Chester County organizations support school supply drive

With just a few weeks to go before the first yellow buses take to the streets and the first bells ring, back-to-school shopping is kicking into gear, and that includes school supplies. Many local organizations and businesses in Chester County are serving as drop-off sites for school supplies, so people can donate anywhere that may be convenient.

Lauren Medlin, director of the Arts Council of Chester, said this is the first year the council has participated. “We feel that it’s a great thing for the community and we want to help out and we do have a lot of children who come to our art classes,” she said. She said spending time with the kids that attend Chester County schools, either through art classes or other partnerships in the district, really makes the council want to support area children.
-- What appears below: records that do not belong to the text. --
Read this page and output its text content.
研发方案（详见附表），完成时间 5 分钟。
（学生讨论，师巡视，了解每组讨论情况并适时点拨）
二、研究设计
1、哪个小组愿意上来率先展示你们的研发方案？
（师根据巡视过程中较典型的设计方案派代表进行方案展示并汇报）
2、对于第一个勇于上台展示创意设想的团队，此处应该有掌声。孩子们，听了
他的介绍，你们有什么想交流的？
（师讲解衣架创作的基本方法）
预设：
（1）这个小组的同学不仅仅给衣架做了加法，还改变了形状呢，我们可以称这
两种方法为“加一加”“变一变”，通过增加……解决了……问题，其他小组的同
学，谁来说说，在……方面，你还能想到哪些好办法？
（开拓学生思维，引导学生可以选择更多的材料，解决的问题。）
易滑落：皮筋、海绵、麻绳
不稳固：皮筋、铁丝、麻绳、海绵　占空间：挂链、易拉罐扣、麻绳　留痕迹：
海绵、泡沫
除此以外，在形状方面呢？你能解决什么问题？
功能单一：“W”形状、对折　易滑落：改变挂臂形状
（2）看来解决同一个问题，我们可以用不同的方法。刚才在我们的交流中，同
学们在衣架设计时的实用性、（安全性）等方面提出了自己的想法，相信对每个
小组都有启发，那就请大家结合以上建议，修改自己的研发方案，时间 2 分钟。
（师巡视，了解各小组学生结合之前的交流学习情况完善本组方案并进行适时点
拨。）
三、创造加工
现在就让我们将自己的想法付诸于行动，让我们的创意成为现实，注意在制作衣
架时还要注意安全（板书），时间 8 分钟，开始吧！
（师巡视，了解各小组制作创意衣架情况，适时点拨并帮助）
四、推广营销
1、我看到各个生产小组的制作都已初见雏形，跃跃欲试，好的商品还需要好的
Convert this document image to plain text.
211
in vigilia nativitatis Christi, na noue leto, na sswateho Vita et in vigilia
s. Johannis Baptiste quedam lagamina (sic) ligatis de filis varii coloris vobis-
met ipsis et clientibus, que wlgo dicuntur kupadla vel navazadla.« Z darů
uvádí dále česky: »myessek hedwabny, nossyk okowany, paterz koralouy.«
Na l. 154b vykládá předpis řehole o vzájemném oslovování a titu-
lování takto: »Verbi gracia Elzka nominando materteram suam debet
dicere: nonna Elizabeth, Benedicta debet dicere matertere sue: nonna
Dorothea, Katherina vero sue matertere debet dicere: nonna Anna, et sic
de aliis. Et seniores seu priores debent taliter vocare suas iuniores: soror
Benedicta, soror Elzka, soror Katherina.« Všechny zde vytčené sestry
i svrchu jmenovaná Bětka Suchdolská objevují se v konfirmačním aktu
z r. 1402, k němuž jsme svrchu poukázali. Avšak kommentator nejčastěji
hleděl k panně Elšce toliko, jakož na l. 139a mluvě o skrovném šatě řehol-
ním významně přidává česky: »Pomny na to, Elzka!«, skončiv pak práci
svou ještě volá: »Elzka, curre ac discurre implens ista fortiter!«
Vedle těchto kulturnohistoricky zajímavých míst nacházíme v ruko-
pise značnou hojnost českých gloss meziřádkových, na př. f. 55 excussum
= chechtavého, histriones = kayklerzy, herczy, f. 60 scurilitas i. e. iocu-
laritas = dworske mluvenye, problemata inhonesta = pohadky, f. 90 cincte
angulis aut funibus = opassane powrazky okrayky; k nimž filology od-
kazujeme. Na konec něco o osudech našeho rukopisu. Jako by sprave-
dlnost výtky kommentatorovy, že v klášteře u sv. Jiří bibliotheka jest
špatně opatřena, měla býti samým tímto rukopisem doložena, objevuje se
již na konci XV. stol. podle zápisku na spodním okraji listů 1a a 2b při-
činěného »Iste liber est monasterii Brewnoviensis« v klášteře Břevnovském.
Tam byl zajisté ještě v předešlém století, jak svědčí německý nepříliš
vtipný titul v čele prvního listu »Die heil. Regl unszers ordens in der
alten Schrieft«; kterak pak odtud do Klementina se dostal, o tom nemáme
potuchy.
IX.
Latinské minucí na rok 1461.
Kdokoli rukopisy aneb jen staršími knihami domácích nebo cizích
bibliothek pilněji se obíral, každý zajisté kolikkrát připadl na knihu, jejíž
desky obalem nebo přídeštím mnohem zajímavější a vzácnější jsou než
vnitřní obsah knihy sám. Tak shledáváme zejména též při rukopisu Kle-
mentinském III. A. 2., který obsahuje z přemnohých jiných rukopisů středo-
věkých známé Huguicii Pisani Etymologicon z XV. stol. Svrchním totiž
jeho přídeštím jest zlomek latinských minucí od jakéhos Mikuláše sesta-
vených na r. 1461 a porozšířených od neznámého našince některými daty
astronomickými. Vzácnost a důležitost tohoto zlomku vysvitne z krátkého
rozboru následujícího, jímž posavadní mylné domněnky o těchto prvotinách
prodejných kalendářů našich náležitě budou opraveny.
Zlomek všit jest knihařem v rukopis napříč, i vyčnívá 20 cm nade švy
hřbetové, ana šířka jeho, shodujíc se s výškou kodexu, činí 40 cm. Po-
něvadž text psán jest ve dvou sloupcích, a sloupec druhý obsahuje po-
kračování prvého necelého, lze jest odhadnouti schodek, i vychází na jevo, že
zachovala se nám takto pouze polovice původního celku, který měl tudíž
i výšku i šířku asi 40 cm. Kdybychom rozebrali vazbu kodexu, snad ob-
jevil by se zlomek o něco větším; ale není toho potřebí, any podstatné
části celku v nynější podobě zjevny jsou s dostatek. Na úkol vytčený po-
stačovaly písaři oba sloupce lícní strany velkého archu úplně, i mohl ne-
“We know things are needed in the schools and being involved with them just makes us want to support them even more,” she said. Katherine Cummings knows firsthand how expensive purchasing school supplies can be . Her children attend a year-round school and she already had to do her school supply shopping.

“My kids started back a week and a half ago and I had to buy two different sheets of supplies and it was not cheap,” she said. Cummings is a librarian at the Chester County Library, another donation site. She said very few supplies have been dropped off so far. She said the drive is a good idea, and hopes more adults will participate as the start of school gets closer.

At the Arts Council, Medlin said a few items had been donated, At the Alltell Wireless in the Chester Crossing Shopping Center, workers there said many have dropped off supplies. “We got the little bin up by the front of the store,” said wireless consultant Brent Humphries. “It’s got a lot of stuff in it.” Four out of five Chester County students qualify for free or reduced lunch and Agnes Slayman, superintendent of the Chester County school district, said the donated school supplies make a difference to students and parents in the district.

The annual school supply drive is a partnership between The Herald and its sister community newspapers – the Fort Mill Times, the Enquirer-Herald in York and Clover, and the Lake Wylie Pilot – and the school districts of Chester, Clover, York, Lancaster, Rock Hill and Fort Mill. The drive will continue through the start of the new school year during the third full week in August.